Perusahaan kecerdasan buatan, Anthropic, kini semakin serius untuk mewujudkan ambisinya dalam memproduksi chip AI sendiri. Langkah ini diambil sebagai upaya strategis untuk mengatasi kelangkaan pasokan chip yang tengah menghantui industri teknologi global.
Berdasarkan laporan terbaru dari The Information yang terbit pada Kamis, Anthropic dikabarkan tengah menjalin komunikasi intensif dengan raksasa teknologi asal Korea Selatan, Samsung. Diskusi tersebut bertujuan untuk mengeksplorasi potensi kolaborasi dalam pembuatan chip kecerdasan buatan khusus yang dirancang sesuai kebutuhan Anthropic.
Meski demikian, pihak Anthropic belum memberikan detail spesifik mengenai rencana tersebut. Hingga saat ini, belum ada keputusan final terkait fungsi utama chip tersebut, spesifikasi teknisnya, maupun bagaimana komponen ini akan diintegrasikan ke dalam infrastruktur server mereka di masa depan.
Saat dimintai tanggapan, Anthropic menegaskan kepada TechCrunch bahwa strategi komputasi perusahaan tetap mengandalkan diversifikasi perangkat keras.
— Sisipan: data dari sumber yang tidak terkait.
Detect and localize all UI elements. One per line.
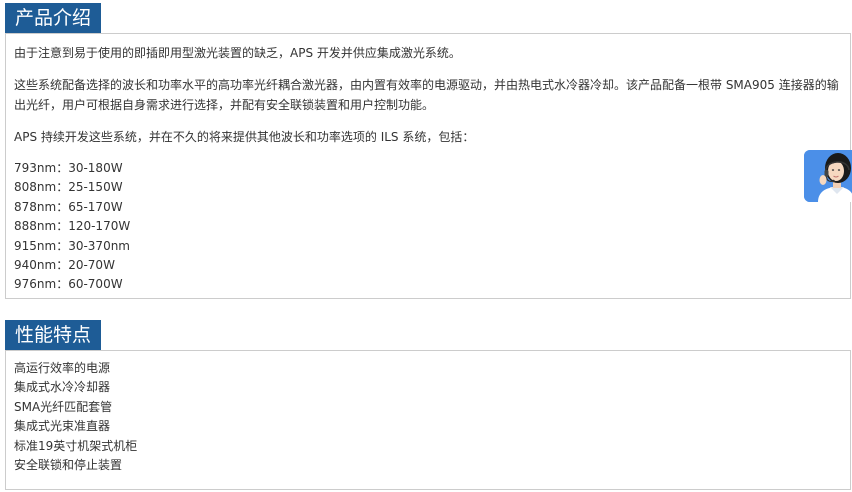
product-intro-section: 产品介绍 由于注意到易于使用的即插即用型激光装置的缺乏，APS 开发并供应集成激… [5,3,851,299]
wavelength-power-item: 940nm：20-70W [14,258,115,273]
features-list: 高运行效率的电源 集成式水冷冷却器 SMA光纤匹配套管 集成式光束准直器 标准1… [14,359,842,475]
wavelength-power-item: 793nm：30-180W [14,161,123,175]
intro-paragraph: APS 持续开发这些系统，并在不久的将来提供其他波长和功率选项的 ILS 系统，… [14,130,475,144]
feature-item: 标准19英寸机架式机柜 [14,438,138,453]
feature-item: 集成式水冷冷却器 [14,380,111,395]
feature-item: SMA光纤匹配套管 [14,399,113,414]
feature-item: 高运行效率的电源 [14,361,111,375]
customer-service-agent-icon [804,150,852,202]
wavelength-power-list: 793nm：30-180W 808nm：25-150W 878nm：65-170… [14,159,842,295]
wavelength-power-item: 915nm：30-370nm [14,238,130,253]
feature-item: 安全联锁和停止装置 [14,458,123,473]
features-section: 性能特点 高运行效率的电源 集成式水冷冷却器 SMA光纤匹配套管 集成式光束准直… [5,320,851,490]
features-header: 性能特点 [5,320,851,350]
wavelength-power-item: 808nm：25-150W [14,180,123,195]
product-intro-title: 产品介绍 [5,3,102,33]
intro-paragraph: 由于注意到易于使用的即插即用型激光装置的缺乏，APS 开发并供应集成激光系统。 [14,46,461,60]
intro-paragraph: 这些系统配备选择的波长和功率水平的高功率光纤耦合激光器，由内置有效率的电源驱动，… [14,78,839,112]
wavelength-power-item: 976nm：60-700W [14,277,123,292]
wavelength-power-item: 888nm：120-170W [14,219,131,234]
feature-item: 集成式光束准直器 [14,419,111,434]
product-intro-header: 产品介绍 [5,3,851,33]
customer-service-widget[interactable] [804,150,852,202]
features-content: 高运行效率的电源 集成式水冷冷却器 SMA光纤匹配套管 集成式光束准直器 标准1… [5,350,851,490]
product-intro-content: 由于注意到易于使用的即插即用型激光装置的缺乏，APS 开发并供应集成激光系统。 … [5,33,851,299]
wavelength-power-item: 878nm：65-170W [14,199,123,214]
features-title: 性能特点 [5,320,102,350]
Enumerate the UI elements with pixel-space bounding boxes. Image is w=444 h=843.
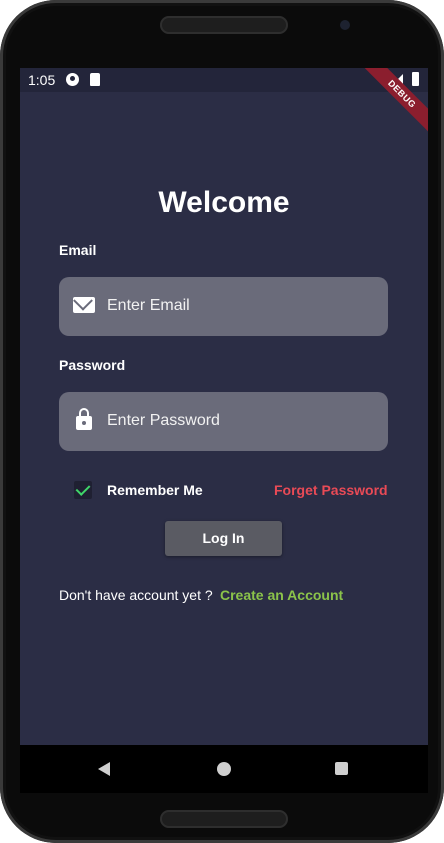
recent-apps-icon[interactable] — [335, 762, 348, 775]
bottom-speaker — [160, 810, 288, 828]
back-icon[interactable] — [98, 762, 110, 776]
notification-icon — [66, 73, 79, 86]
page-title: Welcome — [158, 186, 290, 219]
status-time: 1:05 — [28, 72, 56, 88]
email-label: Email — [59, 242, 97, 258]
password-field[interactable]: Enter Password — [59, 392, 388, 451]
login-button[interactable]: Log In — [165, 521, 282, 556]
front-camera — [340, 20, 350, 30]
battery-icon — [412, 72, 419, 86]
email-placeholder: Enter Email — [107, 297, 190, 314]
signup-prompt: Don't have account yet ? — [59, 587, 213, 603]
sd-card-icon — [90, 73, 100, 86]
create-account-link[interactable]: Create an Account — [220, 587, 343, 603]
remember-me-label: Remember Me — [107, 482, 203, 498]
password-label: Password — [59, 357, 126, 373]
navigation-bar — [20, 745, 428, 793]
lock-icon — [73, 408, 92, 430]
check-icon — [75, 481, 91, 496]
top-speaker — [160, 16, 288, 34]
app-screen: 1:05 DEBUG Welcome Email Enter Email Pas… — [20, 68, 428, 745]
forget-password-link[interactable]: Forget Password — [274, 482, 388, 498]
home-icon[interactable] — [217, 762, 231, 776]
status-bar: 1:05 — [20, 68, 428, 92]
remember-me-checkbox[interactable] — [74, 481, 92, 499]
mail-icon — [73, 297, 95, 313]
email-field[interactable]: Enter Email — [59, 277, 388, 336]
password-placeholder: Enter Password — [107, 412, 220, 429]
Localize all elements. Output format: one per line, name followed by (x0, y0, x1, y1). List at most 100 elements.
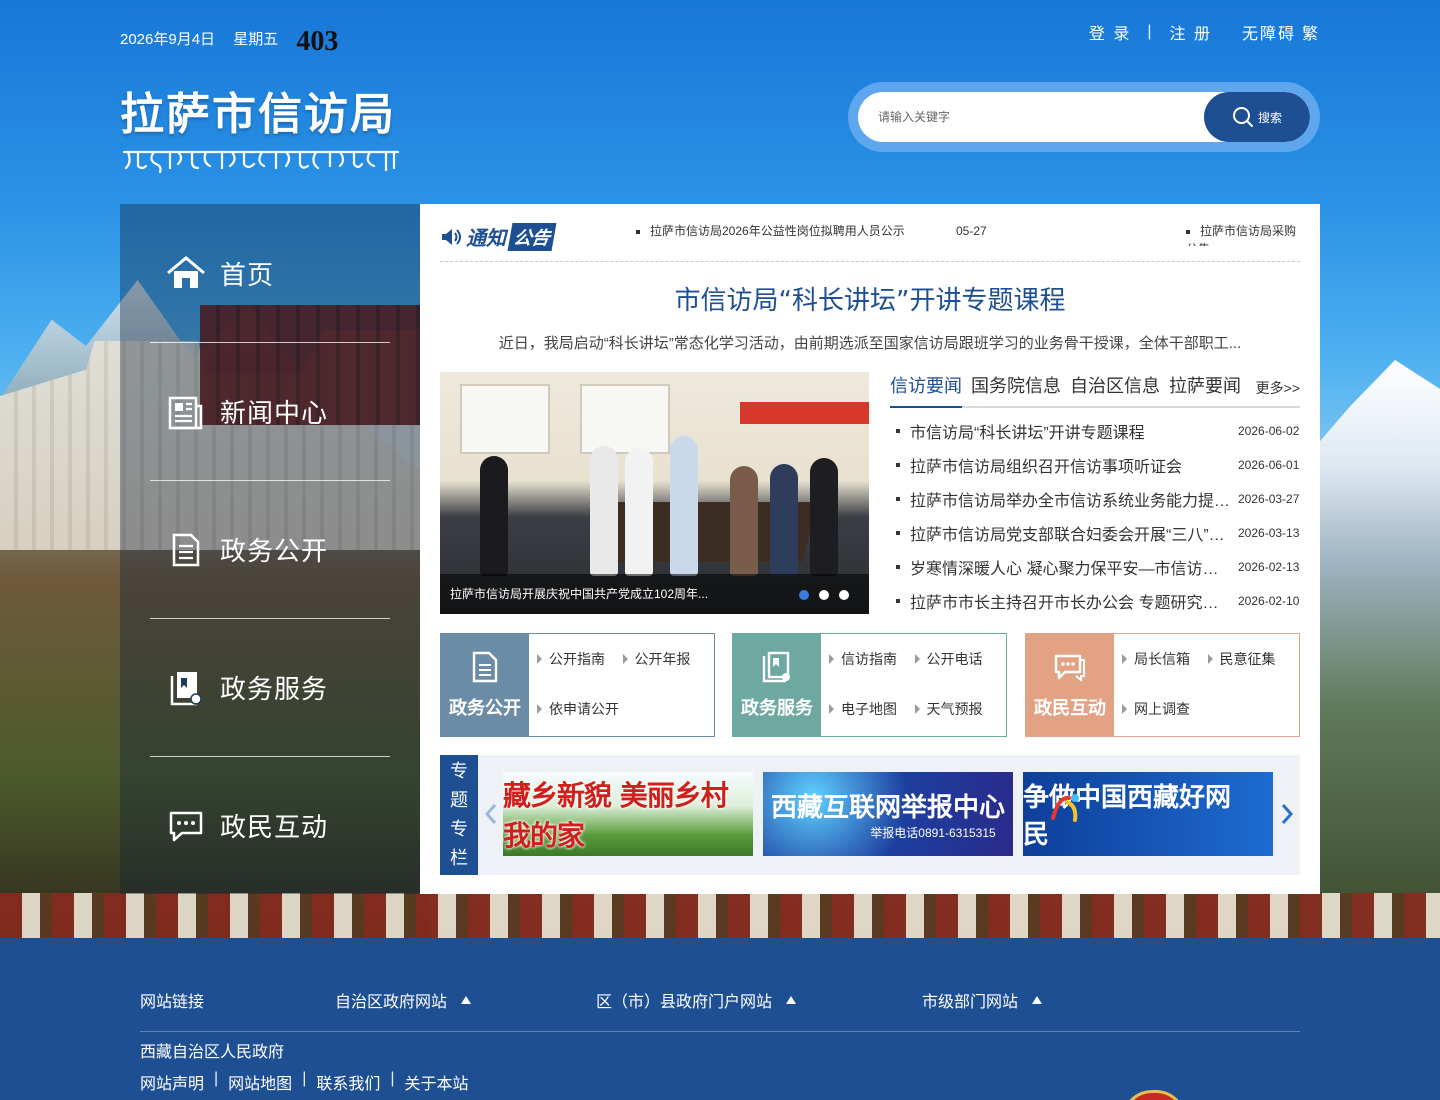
slide-dot[interactable] (839, 590, 849, 600)
gov-service-header[interactable]: 政务服务 (733, 634, 821, 736)
list-item: 拉萨市信访局举办全市信访系统业务能力提升培训班 2026-03-27 (890, 482, 1300, 516)
slide-person (625, 448, 653, 576)
news-title[interactable]: 拉萨市信访局组织召开信访事项听证会 (910, 453, 1232, 477)
news-date: 2026-06-02 (1238, 424, 1300, 438)
gov-open-header[interactable]: 政务公开 (441, 634, 529, 736)
notice-item[interactable]: 拉萨市信访局采购公告 (1186, 222, 1306, 246)
link-about-site[interactable]: 关于本站 (405, 1070, 469, 1094)
traditional-chinese-link[interactable]: 繁 (1302, 20, 1320, 44)
region-gov-link[interactable]: 西藏自治区人民政府 (140, 1038, 284, 1062)
link-electronic-map[interactable]: 电子地图 (829, 684, 915, 734)
slide-red-banner (740, 402, 869, 424)
notice-item-date: 05-27 (956, 224, 987, 238)
tab-region-info[interactable]: 自治区信息 (1070, 368, 1160, 406)
notice-label-2: 公告 (507, 222, 557, 251)
news-date: 2026-03-27 (1238, 492, 1300, 506)
service-icon (762, 651, 790, 683)
interaction-links: 局长信箱 民意征集 网上调查 (1114, 634, 1299, 736)
region-sites-dropdown[interactable]: 自治区政府网站 (335, 988, 472, 1012)
news-date: 2026-03-13 (1238, 526, 1300, 540)
news-tabs: 信访要闻 国务院信息 自治区信息 拉萨要闻 更多>> (890, 368, 1300, 408)
list-item: 岁寒情深暖人心 凝心聚力保平安—市信访局开展走访慰问 2026-02-13 (890, 550, 1300, 584)
news-title[interactable]: 拉萨市市长主持召开市长办公会 专题研究部署信访工作 (910, 589, 1232, 613)
search-input[interactable] (878, 110, 1178, 124)
top-separator: | (1147, 23, 1154, 40)
gov-emblem-icon (1122, 1090, 1186, 1100)
chat-icon (166, 806, 206, 846)
sidebar-item-interaction[interactable]: 政民互动 (150, 756, 390, 894)
tab-lhasa-news[interactable]: 拉萨要闻 (1169, 368, 1241, 406)
footer-separator: | (302, 1070, 307, 1087)
site-logo[interactable]: 拉萨市信访局 (120, 78, 402, 174)
news-date: 2026-06-01 (1238, 458, 1300, 472)
chevron-left-icon[interactable] (484, 803, 498, 831)
current-weekday: 星期五 (233, 31, 279, 48)
date-bar: 2026年9月4日 星期五 403 (120, 26, 352, 58)
link-online-survey[interactable]: 网上调查 (1122, 684, 1208, 734)
tab-state-council[interactable]: 国务院信息 (971, 368, 1061, 406)
link-petition-guide[interactable]: 信访指南 (829, 634, 915, 684)
news-title[interactable]: 市信访局“科长讲坛”开讲专题课程 (910, 419, 1232, 443)
link-site-statement[interactable]: 网站声明 (140, 1070, 204, 1094)
slide-dot[interactable] (819, 590, 829, 600)
link-open-on-request[interactable]: 依申请公开 (537, 684, 623, 734)
link-open-guide[interactable]: 公开指南 (537, 634, 623, 684)
news-title[interactable]: 拉萨市信访局党支部联合妇委会开展“三八”妇女节活动 (910, 521, 1232, 545)
sidebar-item-home[interactable]: 首页 (150, 204, 390, 342)
notice-label-1: 通知 (466, 228, 506, 250)
link-opinion-collection[interactable]: 民意征集 (1208, 634, 1294, 684)
search-button[interactable]: 搜索 (1204, 92, 1310, 142)
slide-person (770, 464, 798, 576)
bullet (896, 565, 900, 569)
news-title[interactable]: 岁寒情深暖人心 凝心聚力保平安—市信访局开展走访慰问 (910, 555, 1232, 579)
interaction-header[interactable]: 政民互动 (1026, 634, 1114, 736)
site-links-label: 网站链接 (140, 988, 204, 1012)
footer-separator: | (214, 1070, 219, 1087)
banner-report-center[interactable]: 西藏互联网举报中心 举报电话0891-6315315 (763, 772, 1013, 856)
link-contact-us[interactable]: 联系我们 (316, 1070, 380, 1094)
photo-slideshow[interactable]: 拉萨市信访局开展庆祝中国共产党成立102周年... (440, 372, 869, 614)
special-label-char: 题 (450, 790, 468, 810)
link-open-annual-report[interactable]: 公开年报 (623, 634, 709, 684)
county-sites-dropdown[interactable]: 区（市）县政府门户网站 (596, 988, 797, 1012)
sidebar-item-gov-service[interactable]: 政务服务 (150, 618, 390, 756)
document-icon (166, 530, 206, 570)
slide-person (670, 436, 698, 576)
city-dept-sites-dropdown[interactable]: 市级部门网站 (922, 988, 1043, 1012)
link-director-mailbox[interactable]: 局长信箱 (1122, 634, 1208, 684)
tab-petition-news[interactable]: 信访要闻 (890, 368, 962, 408)
login-link[interactable]: 登 录 (1089, 20, 1131, 44)
interaction-box: 政民互动 局长信箱 民意征集 网上调查 (1025, 633, 1300, 737)
notice-item-title: 拉萨市信访局采购公告 (1186, 224, 1297, 246)
bullet (896, 463, 900, 467)
sidebar-item-news[interactable]: 新闻中心 (150, 342, 390, 480)
notice-item[interactable]: 拉萨市信访局2026年公益性岗位拟聘用人员公示 (636, 222, 936, 246)
dropdown-label: 自治区政府网站 (335, 994, 448, 1011)
sidebar-item-gov-open[interactable]: 政务公开 (150, 480, 390, 618)
register-link[interactable]: 注 册 (1170, 20, 1212, 44)
special-label-char: 专 (450, 761, 468, 781)
link-site-map[interactable]: 网站地图 (228, 1070, 292, 1094)
triangle-up-icon (1032, 996, 1043, 1004)
gov-service-title: 政务服务 (741, 698, 813, 719)
link-public-phone[interactable]: 公开电话 (915, 634, 1001, 684)
gov-service-box: 政务服务 信访指南 公开电话 电子地图 天气预报 (732, 633, 1007, 737)
banner-beautiful-village[interactable]: 藏乡新貌 美丽乡村我的家 (503, 772, 753, 856)
banner-good-netizen[interactable]: 争做中国西藏好网民 (1023, 772, 1273, 856)
link-weather[interactable]: 天气预报 (915, 684, 1001, 734)
top-links: 登 录 | 注 册 无障碍 繁 (1089, 20, 1320, 44)
slide-person (480, 456, 508, 576)
search-icon (1232, 107, 1253, 127)
news-title[interactable]: 拉萨市信访局举办全市信访系统业务能力提升培训班 (910, 487, 1232, 511)
headline-title[interactable]: 市信访局“科长讲坛”开讲专题课程 (420, 280, 1320, 317)
slide-dot[interactable] (799, 590, 809, 600)
chevron-right-icon[interactable] (1280, 803, 1294, 831)
banner-phone: 举报电话0891-6315315 (870, 826, 996, 840)
visit-counter: 403 (296, 26, 339, 57)
news-list: 市信访局“科长讲坛”开讲专题课程 2026-06-02 拉萨市信访局组织召开信访事… (890, 414, 1300, 618)
footer-label: 网站链接 (140, 994, 205, 1011)
more-link[interactable]: 更多>> (1256, 378, 1300, 398)
accessibility-link[interactable]: 无障碍 (1242, 20, 1296, 44)
search-box: 搜索 (848, 82, 1320, 152)
slide-person (810, 458, 838, 576)
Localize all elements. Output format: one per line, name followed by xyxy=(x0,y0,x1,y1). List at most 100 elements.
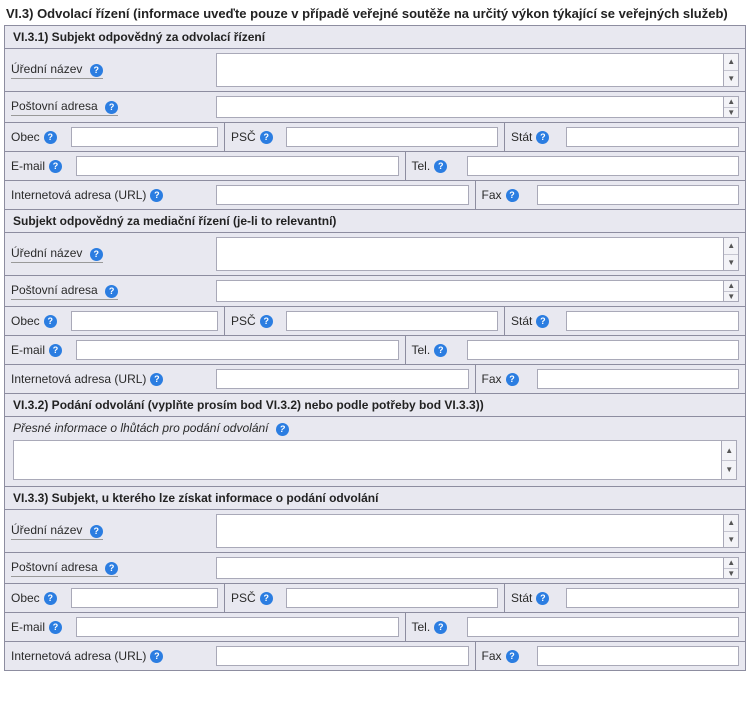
help-icon[interactable]: ? xyxy=(434,621,447,634)
vi31-fax-input[interactable] xyxy=(537,185,740,205)
vi31-email-input[interactable] xyxy=(76,156,399,176)
label-text: Internetová adresa (URL) xyxy=(11,372,146,386)
spinner-up-icon[interactable]: ▲ xyxy=(724,54,738,70)
help-icon[interactable]: ? xyxy=(434,344,447,357)
mediace-psc-label: PSČ ? xyxy=(225,307,280,335)
label-text: Stát xyxy=(511,591,532,605)
vi33-adresa-label: Poštovní adresa ? xyxy=(5,553,210,583)
mediace-stat-input[interactable] xyxy=(566,311,739,331)
spinner-down-icon[interactable]: ▼ xyxy=(722,460,736,479)
help-icon[interactable]: ? xyxy=(434,160,447,173)
vi31-stat-label: Stát ? xyxy=(505,123,560,151)
spinner-up-icon[interactable]: ▲ xyxy=(724,97,738,107)
vi31-tel-label: Tel. ? xyxy=(406,152,461,180)
vi31-tel-input-cell xyxy=(461,152,746,180)
spinner-down-icon[interactable]: ▼ xyxy=(724,254,738,270)
help-icon[interactable]: ? xyxy=(90,64,103,77)
vi33-nazev-input-cell: ▲ ▼ xyxy=(210,510,745,552)
help-icon[interactable]: ? xyxy=(260,592,273,605)
spinner-down-icon[interactable]: ▼ xyxy=(724,531,738,547)
help-icon[interactable]: ? xyxy=(44,592,57,605)
vi31-url-input[interactable] xyxy=(216,185,469,205)
mediace-adresa-row: Poštovní adresa ? ▲ ▼ xyxy=(5,276,745,307)
vi33-tel-input[interactable] xyxy=(467,617,740,637)
label-text: Obec xyxy=(11,130,40,144)
vi31-obec-input[interactable] xyxy=(71,127,218,147)
mediace-nazev-input-cell: ▲ ▼ xyxy=(210,233,745,275)
help-icon[interactable]: ? xyxy=(150,650,163,663)
vi33-nazev-input[interactable] xyxy=(216,514,723,548)
vi32-input-cell: ▲ ▼ xyxy=(13,440,737,480)
vi33-psc-input[interactable] xyxy=(286,588,498,608)
vi33-obec-row: Obec ? PSČ ? Stát ? xyxy=(5,584,745,613)
spinner-up-icon[interactable]: ▲ xyxy=(724,515,738,531)
mediace-tel-input[interactable] xyxy=(467,340,740,360)
spinner-up-icon[interactable]: ▲ xyxy=(722,441,736,460)
help-icon[interactable]: ? xyxy=(260,131,273,144)
help-icon[interactable]: ? xyxy=(49,621,62,634)
spinner-down-icon[interactable]: ▼ xyxy=(724,568,738,578)
help-icon[interactable]: ? xyxy=(44,315,57,328)
help-icon[interactable]: ? xyxy=(44,131,57,144)
spinner: ▲ ▼ xyxy=(723,96,739,118)
mediace-adresa-input[interactable] xyxy=(216,280,723,302)
spinner-up-icon[interactable]: ▲ xyxy=(724,281,738,291)
vi31-adresa-input[interactable] xyxy=(216,96,723,118)
help-icon[interactable]: ? xyxy=(90,525,103,538)
vi31-stat-input[interactable] xyxy=(566,127,739,147)
section-title: VI.3) Odvolací řízení (informace uveďte … xyxy=(6,6,746,21)
spinner-down-icon[interactable]: ▼ xyxy=(724,70,738,86)
vi33-url-row: Internetová adresa (URL) ? Fax ? xyxy=(5,642,745,670)
mediace-fax-input-cell xyxy=(531,365,746,393)
label-text: E-mail xyxy=(11,159,45,173)
mediace-fax-input[interactable] xyxy=(537,369,740,389)
help-icon[interactable]: ? xyxy=(506,373,519,386)
label-text: Obec xyxy=(11,591,40,605)
help-icon[interactable]: ? xyxy=(105,562,118,575)
mediace-nazev-input[interactable] xyxy=(216,237,723,271)
vi32-input[interactable] xyxy=(13,440,721,480)
help-icon[interactable]: ? xyxy=(150,373,163,386)
help-icon[interactable]: ? xyxy=(105,285,118,298)
help-icon[interactable]: ? xyxy=(506,189,519,202)
spinner-up-icon[interactable]: ▲ xyxy=(724,238,738,254)
help-icon[interactable]: ? xyxy=(536,592,549,605)
vi33-psc-input-cell xyxy=(280,584,505,612)
spinner-down-icon[interactable]: ▼ xyxy=(724,291,738,301)
label-text: PSČ xyxy=(231,130,256,144)
mediace-obec-input[interactable] xyxy=(71,311,218,331)
vi33-url-input[interactable] xyxy=(216,646,469,666)
help-icon[interactable]: ? xyxy=(150,189,163,202)
mediace-email-input[interactable] xyxy=(76,340,399,360)
vi31-tel-input[interactable] xyxy=(467,156,740,176)
help-icon[interactable]: ? xyxy=(90,248,103,261)
label-text: Přesné informace o lhůtách pro podání od… xyxy=(13,421,269,435)
help-icon[interactable]: ? xyxy=(506,650,519,663)
label-text: Obec xyxy=(11,314,40,328)
mediace-url-input[interactable] xyxy=(216,369,469,389)
vi33-adresa-input[interactable] xyxy=(216,557,723,579)
vi31-email-row: E-mail ? Tel. ? xyxy=(5,152,745,181)
vi33-fax-input[interactable] xyxy=(537,646,740,666)
mediace-psc-input[interactable] xyxy=(286,311,498,331)
label-text: Poštovní adresa xyxy=(11,99,98,113)
vi31-psc-input[interactable] xyxy=(286,127,498,147)
spinner-down-icon[interactable]: ▼ xyxy=(724,107,738,117)
label-text: Tel. xyxy=(412,159,431,173)
help-icon[interactable]: ? xyxy=(260,315,273,328)
vi33-email-input[interactable] xyxy=(76,617,399,637)
help-icon[interactable]: ? xyxy=(536,315,549,328)
vi33-stat-input[interactable] xyxy=(566,588,739,608)
help-icon[interactable]: ? xyxy=(536,131,549,144)
mediace-tel-label: Tel. ? xyxy=(406,336,461,364)
vi31-nazev-label: Úřední název ? xyxy=(5,49,210,91)
vi33-obec-input[interactable] xyxy=(71,588,218,608)
vi33-url-input-cell xyxy=(210,642,476,670)
spinner-up-icon[interactable]: ▲ xyxy=(724,558,738,568)
vi32-label: Přesné informace o lhůtách pro podání od… xyxy=(13,421,737,436)
help-icon[interactable]: ? xyxy=(105,101,118,114)
help-icon[interactable]: ? xyxy=(49,160,62,173)
help-icon[interactable]: ? xyxy=(49,344,62,357)
help-icon[interactable]: ? xyxy=(276,423,289,436)
vi31-nazev-input[interactable] xyxy=(216,53,723,87)
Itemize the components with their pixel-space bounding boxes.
Mereka memastikan tetap akan menggunakan chip dari penyedia utama seperti Google, Amazon, dan Nvidia sebagai fondasi utama operasional mereka.
Terkait wacana kemitraan dengan Samsung, pihak Anthropic memilih untuk tidak memberikan keterangan lebih lanjut. Upaya pengembangan chip kustom ini sebenarnya bukanlah hal baru di industri AI. Banyak perusahaan rintisan kini mulai melirik perangkat keras buatan sendiri untuk mendapatkan keunggulan komputasi spesifik sekaligus mengurangi ketergantungan pada Nvidia yang saat ini mendominasi pasar global.
Langkah Anthropic ini ditengarai sebagai respons atas manuver kompetitor utamanya, OpenAI. Sebelumnya, OpenAI telah mengumumkan kolaborasi strategis dengan Broadcom untuk memproduksi prosesor inferensi kustom bernama Jalapeño. OpenAI mengklaim bahwa chip tersebut menawarkan efisiensi daya yang jauh lebih unggul dibandingkan produk pesaing di pasar saat ini.
Di sisi lain, Samsung sendiri bukan pemain baru dalam ekosistem kecerdasan buatan. Perusahaan ini telah lama menjadi mitra kunci bagi Nvidia dalam memproduksi chip yang dibutuhkan untuk melatih model-model AI berskala besar. Selain itu, Samsung juga tengah menjalin kerja sama dengan Nvidia untuk membangun pabrik chip AI khusus di Korea Selatan.
Keterlibatan Samsung dalam industri chip AI semakin luas dengan adanya laporan mengenai diskusi kemitraan serupa dengan Google. Dengan kapabilitas manufaktur yang dimiliki Samsung, langkah Anthropic untuk menggandeng mereka dianggap sebagai langkah logis untuk mengamankan rantai pasokan chip di tengah ketatnya persaingan teknologi AI yang terus berkembang pesat setiap tahunnya. Rencana ini sekaligus mempertegas bahwa dominasi perangkat keras kini menjadi medan tempur baru bagi perusahaan-perusahaan pengembang AI terkemuka di dunia.